Lopez als Stripperin
Jennifer Lopez zieht im neuen Kinofilm „Hustlers“Männer wie Frauen in ihren Bann
In „Hustlers“glänzt die viel kritisierte Schauspielerin
J ennifer Lopez als heiß gehandelte Oscar-Kandidatin? Die Aussicht hätte man bis vor Kurzem wohl noch als ziemlich mäßigen Witz abgetan. Denn der 50-jährigen Entertainerin hängt immer noch ein Desaster namens „Gigli“aus dem Jahre 2003 nach – gemäß weitgehendem Konsensus gilt die „romantische Komödie“als einer der schlechtesten Filme aller Zeiten. Zum Hohn trug sicher auch bei, dass Lopez damals eine sehr öffentliche Beziehung mit ihrem Co-Hauptdarsteller Ben Affleck führte und man Neuigkeiten von „Bennifer“kaum entkommen konnte.

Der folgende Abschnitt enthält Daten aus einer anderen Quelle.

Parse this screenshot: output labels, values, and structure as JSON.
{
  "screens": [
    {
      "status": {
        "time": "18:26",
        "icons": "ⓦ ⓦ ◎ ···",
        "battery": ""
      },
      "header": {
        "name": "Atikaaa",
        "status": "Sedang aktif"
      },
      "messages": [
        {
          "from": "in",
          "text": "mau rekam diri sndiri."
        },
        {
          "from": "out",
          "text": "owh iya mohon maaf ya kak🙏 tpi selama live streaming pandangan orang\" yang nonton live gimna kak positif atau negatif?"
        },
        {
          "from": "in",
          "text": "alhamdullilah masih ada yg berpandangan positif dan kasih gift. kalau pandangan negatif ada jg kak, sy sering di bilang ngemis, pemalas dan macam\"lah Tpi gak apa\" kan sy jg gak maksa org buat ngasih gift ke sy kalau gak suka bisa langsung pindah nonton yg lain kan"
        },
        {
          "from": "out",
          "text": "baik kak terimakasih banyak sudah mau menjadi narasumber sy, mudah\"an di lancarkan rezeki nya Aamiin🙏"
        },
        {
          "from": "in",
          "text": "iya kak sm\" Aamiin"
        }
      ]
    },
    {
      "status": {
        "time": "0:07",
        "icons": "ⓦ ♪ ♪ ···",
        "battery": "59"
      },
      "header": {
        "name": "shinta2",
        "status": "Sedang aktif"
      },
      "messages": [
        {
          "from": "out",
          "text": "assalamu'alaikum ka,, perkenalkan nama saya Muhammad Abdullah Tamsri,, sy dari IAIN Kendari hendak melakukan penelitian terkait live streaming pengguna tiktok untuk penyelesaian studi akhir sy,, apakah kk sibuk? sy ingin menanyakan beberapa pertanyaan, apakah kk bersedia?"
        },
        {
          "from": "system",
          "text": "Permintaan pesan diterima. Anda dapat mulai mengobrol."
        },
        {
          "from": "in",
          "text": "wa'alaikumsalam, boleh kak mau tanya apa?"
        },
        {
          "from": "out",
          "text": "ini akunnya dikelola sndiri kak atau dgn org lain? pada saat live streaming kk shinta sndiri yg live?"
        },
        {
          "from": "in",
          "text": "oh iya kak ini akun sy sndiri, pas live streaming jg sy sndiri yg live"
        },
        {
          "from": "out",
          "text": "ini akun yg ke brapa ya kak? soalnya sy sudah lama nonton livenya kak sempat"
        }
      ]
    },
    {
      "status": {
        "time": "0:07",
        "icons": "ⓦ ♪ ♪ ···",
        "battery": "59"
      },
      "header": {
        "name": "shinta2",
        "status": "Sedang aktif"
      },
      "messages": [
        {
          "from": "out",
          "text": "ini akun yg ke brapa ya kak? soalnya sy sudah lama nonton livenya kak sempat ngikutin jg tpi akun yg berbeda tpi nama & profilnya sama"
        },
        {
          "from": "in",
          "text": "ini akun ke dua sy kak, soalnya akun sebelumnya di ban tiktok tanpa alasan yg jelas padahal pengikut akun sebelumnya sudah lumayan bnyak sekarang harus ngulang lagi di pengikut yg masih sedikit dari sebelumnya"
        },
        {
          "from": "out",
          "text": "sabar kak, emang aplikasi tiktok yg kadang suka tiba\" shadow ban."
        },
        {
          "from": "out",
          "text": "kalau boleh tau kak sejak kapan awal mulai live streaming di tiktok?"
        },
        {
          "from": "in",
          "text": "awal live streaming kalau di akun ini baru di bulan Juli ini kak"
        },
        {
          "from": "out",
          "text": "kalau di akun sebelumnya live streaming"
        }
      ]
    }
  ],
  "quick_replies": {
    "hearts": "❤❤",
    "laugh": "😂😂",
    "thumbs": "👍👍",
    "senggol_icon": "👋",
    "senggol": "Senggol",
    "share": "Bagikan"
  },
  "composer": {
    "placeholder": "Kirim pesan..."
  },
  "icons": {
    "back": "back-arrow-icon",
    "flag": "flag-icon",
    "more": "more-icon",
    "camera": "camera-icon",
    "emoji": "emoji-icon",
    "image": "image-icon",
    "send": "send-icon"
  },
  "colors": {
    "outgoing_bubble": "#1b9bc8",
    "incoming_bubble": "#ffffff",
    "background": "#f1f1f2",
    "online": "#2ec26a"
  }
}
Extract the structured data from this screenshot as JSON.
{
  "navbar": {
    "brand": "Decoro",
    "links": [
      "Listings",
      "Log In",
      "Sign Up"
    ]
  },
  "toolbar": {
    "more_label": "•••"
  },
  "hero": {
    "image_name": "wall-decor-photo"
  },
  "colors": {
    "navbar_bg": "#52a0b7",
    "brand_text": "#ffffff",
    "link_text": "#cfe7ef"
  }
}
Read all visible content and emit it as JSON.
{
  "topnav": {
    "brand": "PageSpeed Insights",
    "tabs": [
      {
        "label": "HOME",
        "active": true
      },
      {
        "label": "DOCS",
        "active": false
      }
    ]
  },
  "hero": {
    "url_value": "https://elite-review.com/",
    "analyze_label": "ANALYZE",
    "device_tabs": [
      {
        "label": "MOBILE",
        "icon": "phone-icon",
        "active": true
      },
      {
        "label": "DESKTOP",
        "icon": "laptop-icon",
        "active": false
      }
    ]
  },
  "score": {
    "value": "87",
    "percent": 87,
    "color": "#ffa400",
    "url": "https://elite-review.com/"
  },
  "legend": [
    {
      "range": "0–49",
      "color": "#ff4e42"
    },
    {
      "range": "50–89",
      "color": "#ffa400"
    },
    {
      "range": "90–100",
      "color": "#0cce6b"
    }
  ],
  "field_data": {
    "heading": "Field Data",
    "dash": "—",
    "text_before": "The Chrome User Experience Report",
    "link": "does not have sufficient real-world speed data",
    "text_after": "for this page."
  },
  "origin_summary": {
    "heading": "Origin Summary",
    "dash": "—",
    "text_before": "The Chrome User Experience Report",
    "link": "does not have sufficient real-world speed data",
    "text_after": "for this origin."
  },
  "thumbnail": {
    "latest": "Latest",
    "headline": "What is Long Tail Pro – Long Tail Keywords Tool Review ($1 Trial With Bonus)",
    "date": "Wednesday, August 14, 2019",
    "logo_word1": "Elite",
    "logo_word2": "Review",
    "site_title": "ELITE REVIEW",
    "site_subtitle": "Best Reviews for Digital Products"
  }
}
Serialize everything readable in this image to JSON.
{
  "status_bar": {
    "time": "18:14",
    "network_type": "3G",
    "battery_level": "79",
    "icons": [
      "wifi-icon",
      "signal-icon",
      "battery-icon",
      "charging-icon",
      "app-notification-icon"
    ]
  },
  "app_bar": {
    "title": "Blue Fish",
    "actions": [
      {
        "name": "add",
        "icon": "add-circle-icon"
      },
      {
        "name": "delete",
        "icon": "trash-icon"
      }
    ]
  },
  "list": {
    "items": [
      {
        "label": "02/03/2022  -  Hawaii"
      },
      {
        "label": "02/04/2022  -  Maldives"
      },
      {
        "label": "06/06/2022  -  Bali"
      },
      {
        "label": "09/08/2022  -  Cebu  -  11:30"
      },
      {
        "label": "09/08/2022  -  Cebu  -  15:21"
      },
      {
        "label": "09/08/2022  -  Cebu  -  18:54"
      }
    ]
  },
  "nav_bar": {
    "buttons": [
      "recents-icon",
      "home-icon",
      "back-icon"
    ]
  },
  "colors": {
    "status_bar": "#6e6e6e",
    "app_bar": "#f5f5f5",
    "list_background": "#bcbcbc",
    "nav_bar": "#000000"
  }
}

Wer Lopez nun aber vor allem als erfolgreiche Sängerin sieht, die ähnlich wie etwa Mariah Carey auf dem Weg ins Filmgeschäft ins Schlittern geraten ist, liegt eindeutig falsch. Denn die aus der New Yorker Bronx stammende Künstlerin mag sich zwar an einem sehr breit gefächerten Portfolio versuchen – sei es als Tänzerin, Mode- oder Parfümdesignerin – im Mittelpunkt ihrer Karriere stand neben der Musik aber immer die Schauspielerei. So erhielt sie bereits 1997 für ihre Hauptrolle in der Filmbiographie „Selena“eine GoldenGlobeund Grammy-Nominierung. Es folgten weitere auch bei Kritikern erfolgreiche Auftritte in Filmen wie „The Cell“und „Out of Sight“. Dann trat allerdings die Wahrnehmung von Lopez als Allround-Star in den
Vordergrund, diverse romantische Komödien oder Synchronisationseinsätze bei Animationsfilmen wie „Ice Age“wirkten da eher wie Beiwerk.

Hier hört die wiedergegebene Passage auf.